Another thing to watch out for is a center replacing their rental kit. When they do this, the old rental gear will be sold off at bargain prices. Some centers replace their gear annually! If you’re diving with this center, you will have some familiarity with the kit and their standards. Regardless, in cases like this, you should find that the gear comes fully serviced.
Can I Buy Scuba Gear In Stages?
Do remember you don’t need everything straight away and in fact, you don’t need to buy everything ever! For sure you need a certification if you are going to get the most out of diving and you are most likely to want to take further training too.
Your advanced course is going to cost US$300-500.
A comfortable set of mask, snorkel, and fins would be your minimum investment in gear. What you buy next depends on where you are going to dive. If you are only going to dive on holiday once or maybe twice a year, consider if it’s worth buying any more gear at all as this will entail carrying with you, paying excess luggage costs and servicing annually. In this case, you might just choose to invest in a wetsuit and maybe a computer and some accessories that you find useful as these are often not available to rent.

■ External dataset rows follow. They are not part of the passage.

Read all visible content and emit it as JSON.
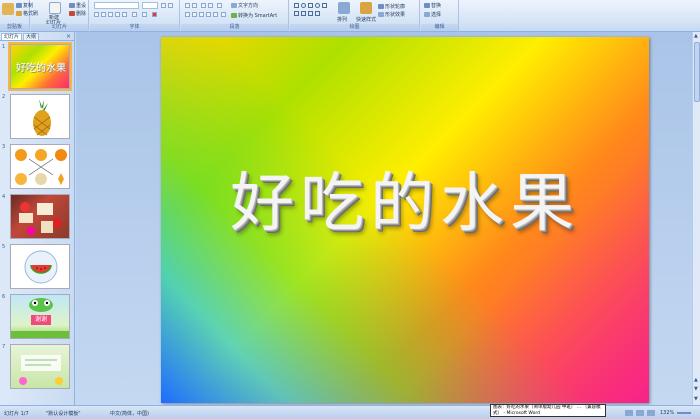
{
  "ribbon": {
    "groups": [
      {
        "name": "clipboard",
        "label": "剪贴板"
      },
      {
        "name": "slides",
        "label": "幻灯片"
      },
      {
        "name": "font",
        "label": "字体"
      },
      {
        "name": "paragraph",
        "label": "段落"
      },
      {
        "name": "drawing",
        "label": "绘图"
      },
      {
        "name": "editing",
        "label": "编辑"
      }
    ],
    "copy_label": "复制",
    "format_painter_label": "格式刷",
    "new_slide_label": "新建",
    "new_slide_sub": "幻灯片",
    "reset_label": "重设",
    "delete_label": "删除",
    "text_direction_label": "文字方向",
    "convert_smartart_label": "转换为 SmartArt",
    "arrange_label": "排列",
    "quick_styles_label": "快速样式",
    "shape_fill_label": "形状轮廓",
    "shape_effects_label": "形状效果",
    "replace_label": "替换",
    "select_label": "选择"
  },
  "panel": {
    "tab_slides": "幻灯片",
    "tab_outline": "大纲",
    "close": "×",
    "thumbnails": [
      {
        "num": "1",
        "title": "好吃的水果"
      },
      {
        "num": "2"
      },
      {
        "num": "3"
      },
      {
        "num": "4"
      },
      {
        "num": "5"
      },
      {
        "num": "6",
        "title": "谢谢"
      },
      {
        "num": "7"
      }
    ]
  },
  "slide": {
    "title": "好吃的水果"
  },
  "status": {
    "slide_count": "幻灯片 1/7",
    "theme": "\"默认设计模板\"",
    "language": "中文(简体，中国)",
    "zoom": "132%"
  },
  "tooltip": {
    "line1": "图表：好吃的水果（简单版幼儿园 中班） ... （兼容模",
    "line2": "式） - Microsoft Word"
  }
}
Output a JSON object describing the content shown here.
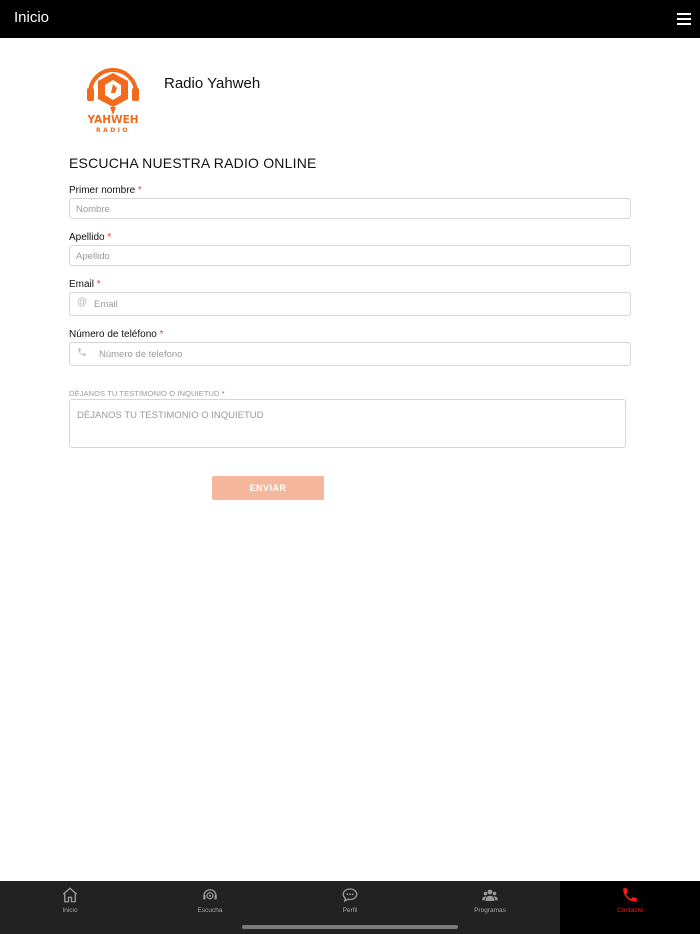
{
  "header": {
    "title": "Inicio",
    "menu_icon": "hamburger-menu-icon"
  },
  "brand": {
    "name": "Radio Yahweh",
    "logo_text_top": "YAHWEH",
    "logo_text_bottom": "RADIO",
    "logo_color": "#f26a1b"
  },
  "section_title": "ESCUCHA NUESTRA RADIO ONLINE",
  "form": {
    "required_mark": "*",
    "first_name": {
      "label": "Primer nombre",
      "placeholder": "Nombre"
    },
    "last_name": {
      "label": "Apellido",
      "placeholder": "Apellido"
    },
    "email": {
      "label": "Email",
      "placeholder": "Email",
      "icon": "at-icon",
      "icon_glyph": "@"
    },
    "phone": {
      "label": "Número de teléfono",
      "placeholder": "Número de telefono",
      "icon": "phone-icon"
    },
    "message": {
      "label": "DÉJANOS TU TESTIMONIO O INQUIETUD",
      "placeholder": "DÉJANOS TU TESTIMONIO O INQUIETUD"
    },
    "submit_label": "ENVIAR",
    "submit_color": "#f5b79c"
  },
  "tabs": [
    {
      "label": "Inicio",
      "icon": "home-icon"
    },
    {
      "label": "Escucha",
      "icon": "radio-headset-icon"
    },
    {
      "label": "Perfil",
      "icon": "chat-bubble-icon"
    },
    {
      "label": "Programas",
      "icon": "group-icon"
    },
    {
      "label": "Contacto",
      "icon": "phone-icon",
      "active": true
    }
  ],
  "colors": {
    "accent": "#ff1a1a",
    "tabbar": "#222222",
    "topbar": "#000000"
  }
}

If, on the other hand, there’s a thriving dive community close to home and you will dive regularly then investing in gear makes sense. It will pay for itself in rental cost savings and ensure a greater level or comfort and confidence due to the familiarity you have with it.
While scuba diving is not cheap, none of us choose a hobby based on its cost. We choose based on our interest and desire. There is a cost of entry, but this can be tailored to both your budget and the frequency you are going to indulge.